Wednesday, June 21, 2017

The Value of Make-Believe

This is an excerpt from Toddler 411 by Denise Fields and Ari Brown, M.D.

Do you remember playing dress up or cops and robbers as a little kid?  Of course, you do.  Kids love to pretend, if given the opportunity.  Why the heck do kids do this?  And why is it important that we give them the opportunity?

Kids like to pretend because it gives them the chance to work out situations they experience in real life.  This is part of normal development.  And it's a red flag if a child doesn't pretend, imitate, or have "symbolic" play.

Psychologists think pretend play helps kids develop critical thinking skills and something called "self-regulation."  A self-regulated child controls his behavior and emotion.  Self-regulated kids not only do better in school, with lower dropout rates, but they succeed on all levels of development.
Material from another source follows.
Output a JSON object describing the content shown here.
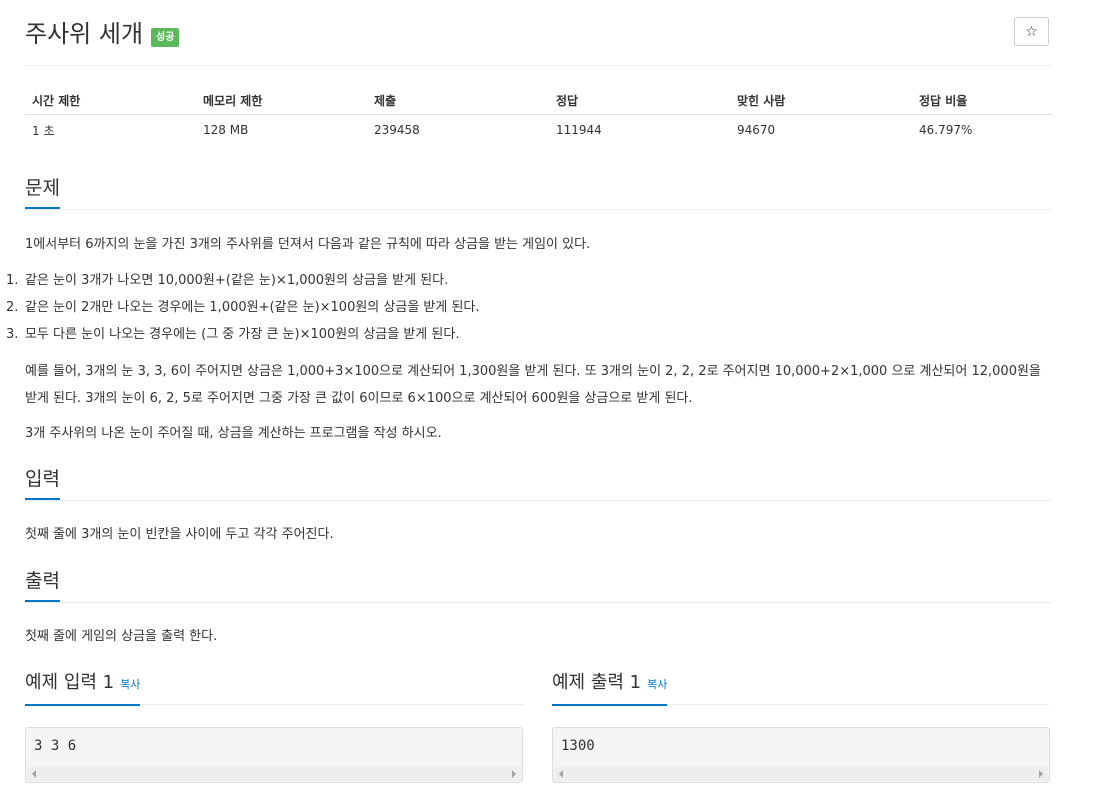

Some researches feel that the changes in the way children have played over the past 60 years has taken its toll on children's emotional and intellectual development.  As kids play more with structured toys and less with just their imaginations, self-regulation has declined.  Translation: lots of expensive "developmental" toys aren't necessarily a good thing.

When kids play independently and pretend, they make up their own rules and follow them.  They talk to themselves about what they are doing.  That inner voice equates to self-regulation.  As a child gets older, he has more elaborate pretend play with other kids.  He has to act out his role, remember what the other actors are doing, and improvise on the plot twists.  That requires self-control.

As one developmental researcher, Dr. Adele Diamond, points out, we might have fewer kids diagnosed with ADHD if more kids learned self-regulation as toddlers and preschoolers.

The message: just let your kid keep on pretending. . . and give him the free time to do it.